Mar. 28, 2009 The activity in one brain structure can predict people's preferences, according to new research in the March 25 issue of The Journal of Neuroscience. The study shows that even when people rate options similarly, they will choose the one that causes more activation in the caudate nucleus, a brain region involved in anticipating reward.
The study also shows that after a decision is made, caudate nucleus activity increases for the selected option and decreases for the rejected one. The findings help to explain a classic finding in psychology.
In 1956, psychologists showed that after choosing between two similar home appliances, women subsequently claimed that the one they picked was better and the one they rejected was worse than they originally thought. In the current study, the researchers, led by Tali Sharot, PhD, a British Academy postdoctoral fellow at the Wellcome Trust Centre for Neuroimaging at University College London, used functional brain imaging to explain why people reevaluate their options after making decisions. The research team also included Raymond Dolan, MD, the director of the Centre, and Benedetto De Martino, PhD.
"The authors here repeat a version of the classic experiment, but now they can look inside the head and see how parts of the brain behave while people are making and evaluating choices," said Daniel Hommer, MD, at the National Institute of Alcohol Abuse and Alcoholism, an expert on brain systems involved in motivation and emotion who was not affiliated with the study.
The researchers imaged people's brains as they imagined vacationing in 80 different destinations around the world. After rating how much they would like to travel to each location, participants were asked to decide between similarly rated options — for example, Greece or Thailand. Participants then imagined and rated each location again, and their brains were imaged a second time.
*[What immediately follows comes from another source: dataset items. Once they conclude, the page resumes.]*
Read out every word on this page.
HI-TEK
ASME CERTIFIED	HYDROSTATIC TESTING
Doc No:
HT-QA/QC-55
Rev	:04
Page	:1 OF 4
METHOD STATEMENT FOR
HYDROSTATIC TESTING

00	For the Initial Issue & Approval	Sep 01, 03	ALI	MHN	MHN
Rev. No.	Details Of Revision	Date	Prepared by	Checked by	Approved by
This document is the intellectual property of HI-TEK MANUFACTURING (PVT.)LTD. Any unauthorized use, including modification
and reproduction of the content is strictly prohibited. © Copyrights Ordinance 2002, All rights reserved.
Participants tended to choose the location that most activated the caudate nucleus during the first imaging session. In fact, the researchers found that this brain activity, which indicates anticipated reward, could predict where the subjects chose to vacation, even when thoughts of both options were similarly pleasurable. "In other words the part of our brain that attaches emotional significance to things actually 'likes' the thing we are going to pick more to begin with," Hommer said.
Consistent with the original psychology study, participants changed their evaluation of the destinations within minutes of making their decisions. For example, if they chose Greece over Thailand, they rated Greece higher and Thailand lower after the decision was made.
The researchers found that activation in the caudate nucleus changed in parallel with this reevaluation. Compared with the initial brain scans, caudate nucleus activation increased for the selected (Greece) and decreased for the rejected (Thailand) option in the second brain scan. The findings suggest a biological basis for post-choice reevaluation.
In addition to its role in anticipating reward, the caudate nucleus is involved in helping people learn classifications. The caudate nucleus is part of a brain structure called the striatum, which is involved in generating movement.
"Re-evaluating our options post-choice may serve an adaptive purpose by increasing an individual's commitment to the action taken. In the absence of a rapid update of value that concurs with choice, we are likely to second-guess our decisions and actions," said study author Sharot.
The research was supported by the Wellcome Trust and the British Academy.